I grin as I swagger towards him. My shoulder aches but is such a small thing in the face of my celebration. It’s quiet now as I approach. He’s breathing but it’s shallow, his chest rises and falls as he tracks me with that one eye, too small for his face and dull with pain.
I squat beside him; I’m two arm’s lengths away as I tilt my head to the side so we see one another. “Is this what you imagined when you woke up this morning? I’m nothing compared to you.” I hold my hand out and turn it over until my palm faces up.

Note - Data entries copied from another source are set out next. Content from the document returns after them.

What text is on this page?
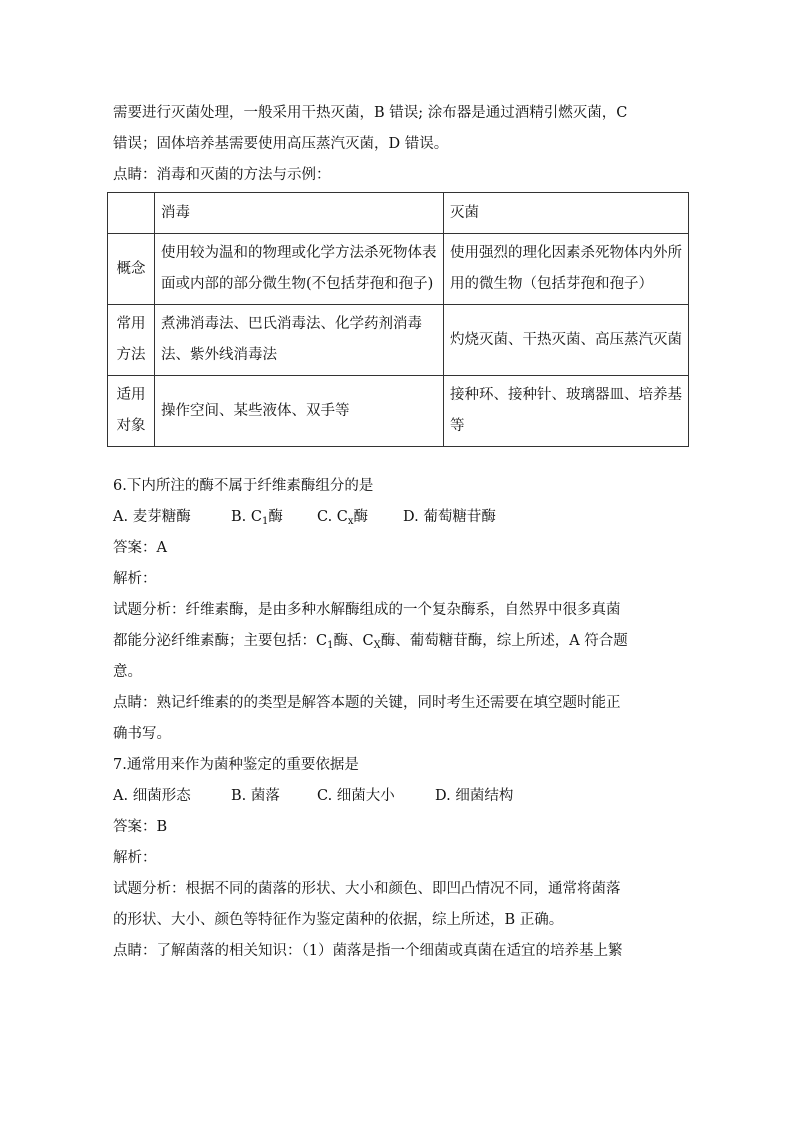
需要进行灭菌处理，一般采用干热灭菌，B 错误; 涂布器是通过酒精引燃灭菌，C
错误；固体培养基需要使用高压蒸汽灭菌，D 错误。
点睛：消毒和灭菌的方法与示例：
	消毒	灭菌
概念	使用较为温和的物理或化学方法杀死物体表面或内部的部分微生物(不包括芽孢和孢子)	使用强烈的理化因素杀死物体内外所用的微生物（包括芽孢和孢子）
常用方法	煮沸消毒法、巴氏消毒法、化学药剂消毒法、紫外线消毒法	灼烧灭菌、干热灭菌、高压蒸汽灭菌
适用对象	操作空间、某些液体、双手等	接种环、接种针、玻璃器皿、培养基等
6.下内所注的酶不属于纤维素酶组分的是
A. 麦芽糖酶	B. $C_1$酶 C. $C_x$酶 D. 葡萄糖苷酶
答案：A
解析：
试题分析：纤维素酶，是由多种水解酶组成的一个复杂酶系，自然界中很多真菌
都能分泌纤维素酶；主要包括：$C_1$酶、$C_X$酶、葡萄糖苷酶，综上所述，A 符合题
意。
点睛：熟记纤维素的的类型是解答本题的关键，同时考生还需要在填空题时能正
确书写。
7.通常用来作为菌种鉴定的重要依据是
A. 细菌形态	B. 菌落	C. 细菌大小	D. 细菌结构
答案：B
解析：
试题分析：根据不同的菌落的形状、大小和颜色、即凹凸情况不同，通常将菌落
的形状、大小、颜色等特征作为鉴定菌种的依据，综上所述，B 正确。
点睛：了解菌落的相关知识：（1）菌落是指一个细菌或真菌在适宜的培养基上繁
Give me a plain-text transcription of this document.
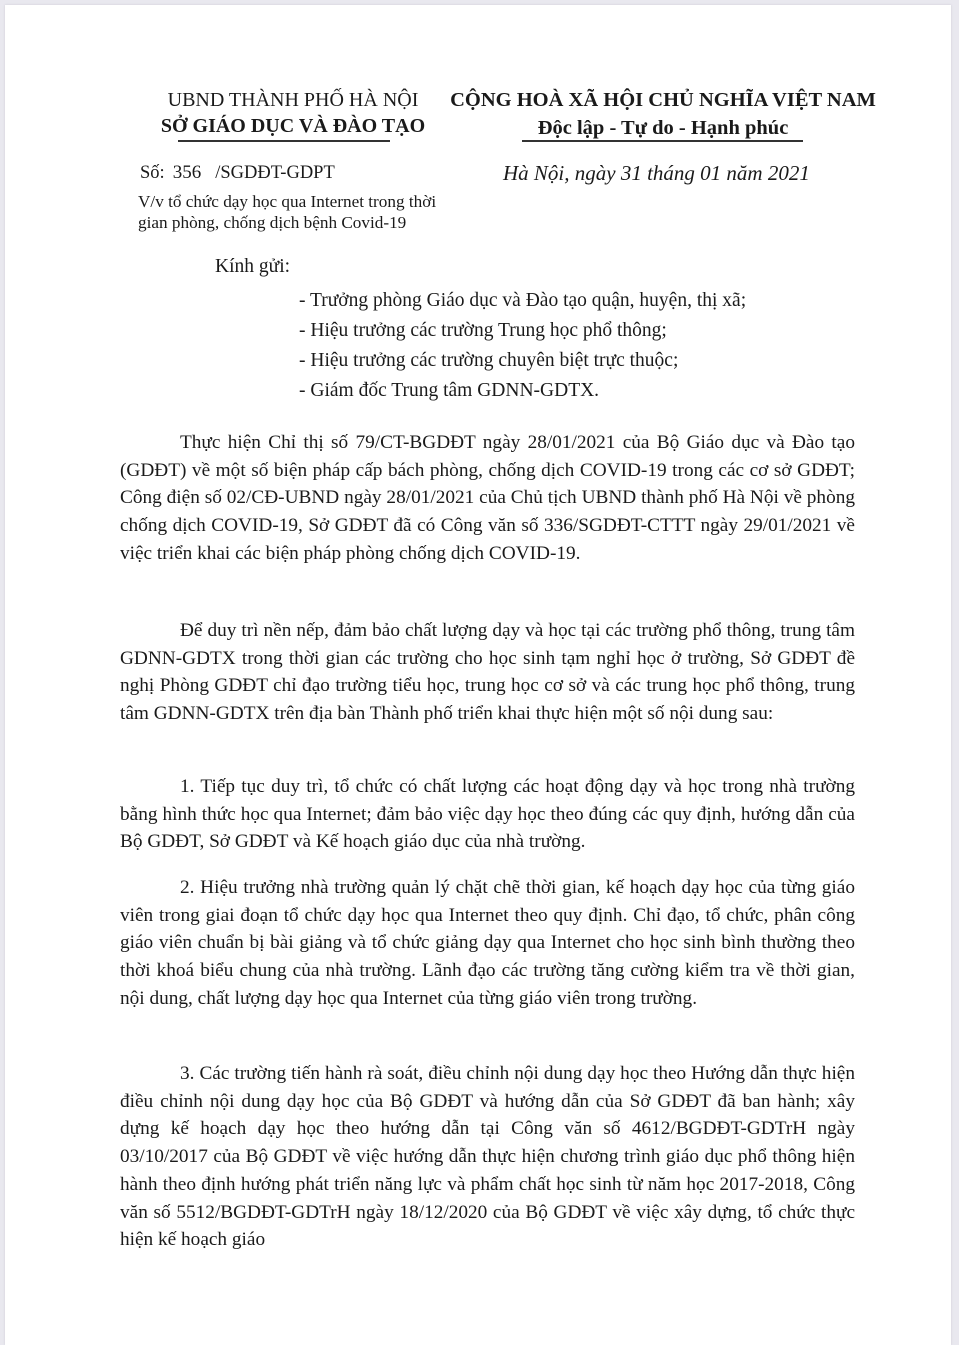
UBND THÀNH PHỐ HÀ NỘI
SỞ GIÁO DỤC VÀ ĐÀO TẠO
CỘNG HOÀ XÃ HỘI CHỦ NGHĨA VIỆT NAM
Độc lập - Tự do - Hạnh phúc
Số: 356 /SGDĐT-GDPT	Hà Nội, ngày 31 tháng 01 năm 2021
V/v tổ chức dạy học qua Internet trong thời
gian phòng, chống dịch bệnh Covid-19
Kính gửi:
- Trưởng phòng Giáo dục và Đào tạo quận, huyện, thị xã;
- Hiệu trưởng các trường Trung học phổ thông;
- Hiệu trưởng các trường chuyên biệt trực thuộc;
- Giám đốc Trung tâm GDNN-GDTX.

Thực hiện Chỉ thị số 79/CT-BGDĐT ngày 28/01/2021 của Bộ Giáo dục và Đào tạo (GDĐT) về một số biện pháp cấp bách phòng, chống dịch COVID-19 trong các cơ sở GDĐT; Công điện số 02/CĐ-UBND ngày 28/01/2021 của Chủ tịch UBND thành phố Hà Nội về phòng chống dịch COVID-19, Sở GDĐT đã có Công văn số 336/SGDĐT-CTTT ngày 29/01/2021 về việc triển khai các biện pháp phòng chống dịch COVID-19.

Để duy trì nền nếp, đảm bảo chất lượng dạy và học tại các trường phổ thông, trung tâm GDNN-GDTX trong thời gian các trường cho học sinh tạm nghỉ học ở trường, Sở GDĐT đề nghị Phòng GDĐT chỉ đạo trường tiểu học, trung học cơ sở và các trung học phổ thông, trung tâm GDNN-GDTX trên địa bàn Thành phố triển khai thực hiện một số nội dung sau:

1. Tiếp tục duy trì, tổ chức có chất lượng các hoạt động dạy và học trong nhà trường bằng hình thức học qua Internet; đảm bảo việc dạy học theo đúng các quy định, hướng dẫn của Bộ GDĐT, Sở GDĐT và Kế hoạch giáo dục của nhà trường.

2. Hiệu trưởng nhà trường quản lý chặt chẽ thời gian, kế hoạch dạy học của từng giáo viên trong giai đoạn tổ chức dạy học qua Internet theo quy định. Chỉ đạo, tổ chức, phân công giáo viên chuẩn bị bài giảng và tổ chức giảng dạy qua Internet cho học sinh bình thường theo thời khoá biểu chung của nhà trường. Lãnh đạo các trường tăng cường kiểm tra về thời gian, nội dung, chất lượng dạy học qua Internet của từng giáo viên trong trường.

3. Các trường tiến hành rà soát, điều chỉnh nội dung dạy học theo Hướng dẫn thực hiện điều chỉnh nội dung dạy học của Bộ GDĐT và hướng dẫn của Sở GDĐT đã ban hành; xây dựng kế hoạch dạy học theo hướng dẫn tại Công văn số 4612/BGDĐT-GDTrH ngày 03/10/2017 của Bộ GDĐT về việc hướng dẫn thực hiện chương trình giáo dục phổ thông hiện hành theo định hướng phát triển năng lực và phẩm chất học sinh từ năm học 2017-2018, Công văn số 5512/BGDĐT-GDTrH ngày 18/12/2020 của Bộ GDĐT về việc xây dựng, tổ chức thực hiện kế hoạch giáo
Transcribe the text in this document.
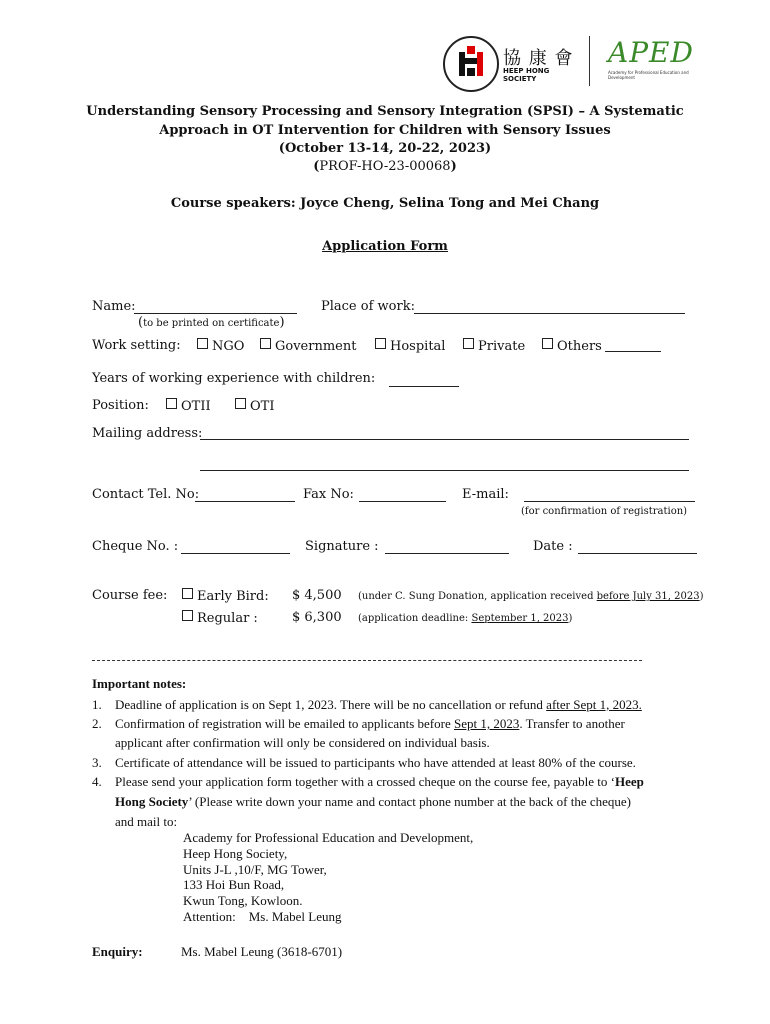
協 康 會
HEEP HONG SOCIETY
APED
Academy for Professional Education and Development
Understanding Sensory Processing and Sensory Integration (SPSI) – A Systematic
Approach in OT Intervention for Children with Sensory Issues
(October 13-14, 20-22, 2023)
(PROF-HO-23-00068)
Course speakers: Joyce Cheng, Selina Tong and Mei Chang
Application Form
Name:	Place of work:
(to be printed on certificate)
Work setting:	NGO	Government	Hospital	Private	Others
Years of working experience with children:
Position:	OTII	OTI
Mailing address:
Contact Tel. No:	Fax No:	E-mail:
(for confirmation of registration)
Cheque No. :	Signature :	Date :
Course fee:	Early Bird: $ 4,500 (under C. Sung Donation, application received before July 31, 2023)
Regular :	$ 6,300 (application deadline: September 1, 2023)
Important notes:
1. Deadline of application is on Sept 1, 2023. There will be no cancellation or refund after Sept 1, 2023.
2. Confirmation of registration will be emailed to applicants before Sept 1, 2023. Transfer to another
applicant after confirmation will only be considered on individual basis.
3. Certificate of attendance will be issued to participants who have attended at least 80% of the course.
4. Please send your application form together with a crossed cheque on the course fee, payable to ‘Heep
Hong Society’ (Please write down your name and contact phone number at the back of the cheque)
and mail to:
Academy for Professional Education and Development,
Heep Hong Society,
Units J-L ,10/F, MG Tower,
133 Hoi Bun Road,
Kwun Tong, Kowloon.
Attention:    Ms. Mabel Leung
Enquiry:	Ms. Mabel Leung (3618-6701)
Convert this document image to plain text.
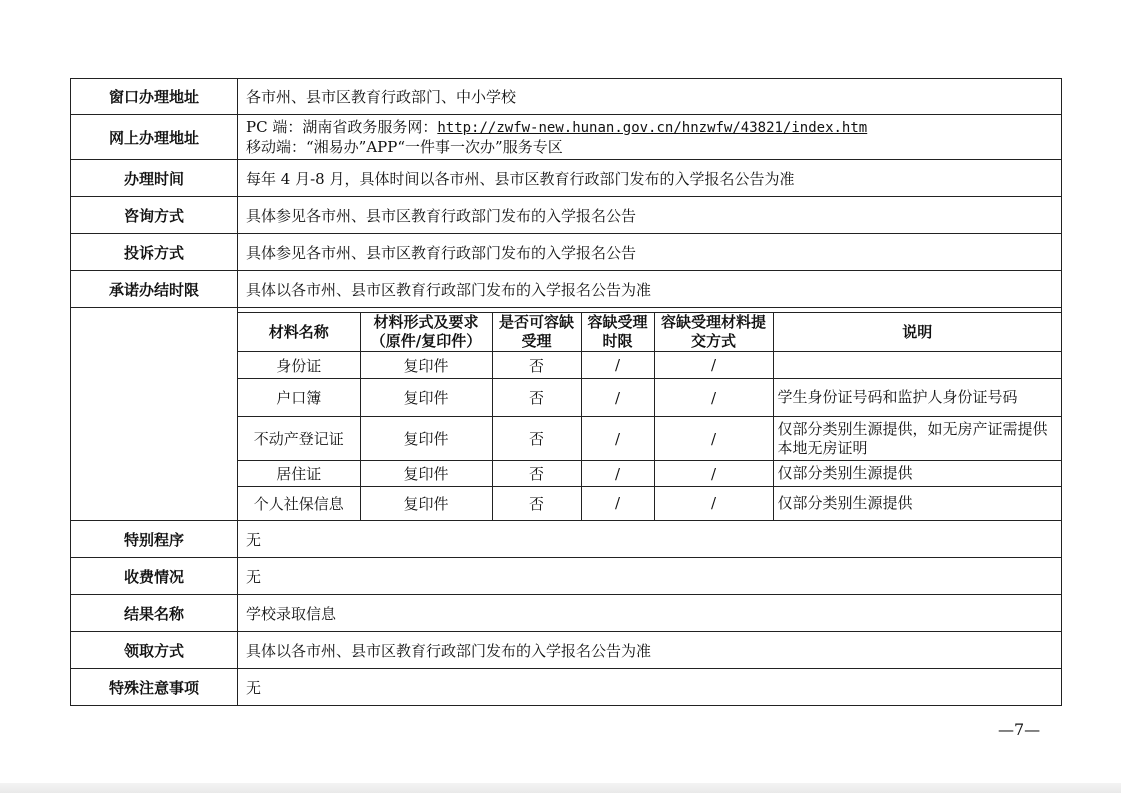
窗口办理地址	各市州、县市区教育行政部门、中小学校
网上办理地址	
PC 端：湖南省政务服务网：http://zwfw-new.hunan.gov.cn/hnzwfw/43821/index.htm
移动端：“湘易办”APP“一件事一次办”服务专区

办理时间	每年 4 月-8 月，具体时间以各市州、县市区教育行政部门发布的入学报名公告为准
咨询方式	具体参见各市州、县市区教育行政部门发布的入学报名公告
投诉方式	具体参见各市州、县市区教育行政部门发布的入学报名公告
承诺办结时限	具体以各市州、县市区教育行政部门发布的入学报名公告为准

材料名称	材料形式及要求（原件/复印件）	是否可容缺受理	容缺受理时限	容缺受理材料提交方式	说明
身份证	复印件	否	/	/	
户口簿	复印件	否	/	/	学生身份证号码和监护人身份证号码
不动产登记证	复印件	否	/	/	仅部分类别生源提供，如无房产证需提供本地无房证明
居住证	复印件	否	/	/	仅部分类别生源提供
个人社保信息	复印件	否	/	/	仅部分类别生源提供

特别程序	无
收费情况	无
结果名称	学校录取信息
领取方式	具体以各市州、县市区教育行政部门发布的入学报名公告为准
特殊注意事项	无
—7—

“How many people have you killed with those tusks of yours? How many people hit on your hide with their bare hands while you gored their insides out?” I clench my fist. “I’m not sad, you know. I’m not sad that I killed you. That’s what you’re here for, isn’t it? The architects put you here just like they put us here, in this sector, in this segment, on this dirt. Did you fall from a cocoon too?”
I laugh at the thought of a cocoon large enough to envelope a beast of his size. “I wonder what you’d dream of inside?” I sigh. “What am I doing? You don’t understand me…I’m going to eat you after this. Not the whole of you, obviously, but just a morsel. My mouth’s watering just thinking about it. Blazing sun I wish I had some fire. It’s a jest, really, that the architects gave me flame the first time I ate flesh but have held it from me since. They must have a sense of humour.”
The Monarch doesn’t smile with me. It’s in pain but the feeling is fading. I can see the dim light that sparkled in his eye dissipating as we speak. I speak. I stand, brush off my new clothes that I’m so proud of, and step close until I can lay my hand on his skin.
“You’ll help me walk the path to heaven, Monarch. You’re part of something now.”
It is so quick that I don’t realise what has happened until I’m crushed against the rock face. The Monarch isn’t dead enough. The stones had wrought their dark designs but not quickly enough. It is my hubris that bubbles blood on my lips. That sees my legs twisted back in ways they should never have known and blackness creeping into my vision.
He smiles then.
Maybe it is a rictus grin; maybe it is a reflection of my hubris. All I know is the darkness falling and the accusing eye of a dead king.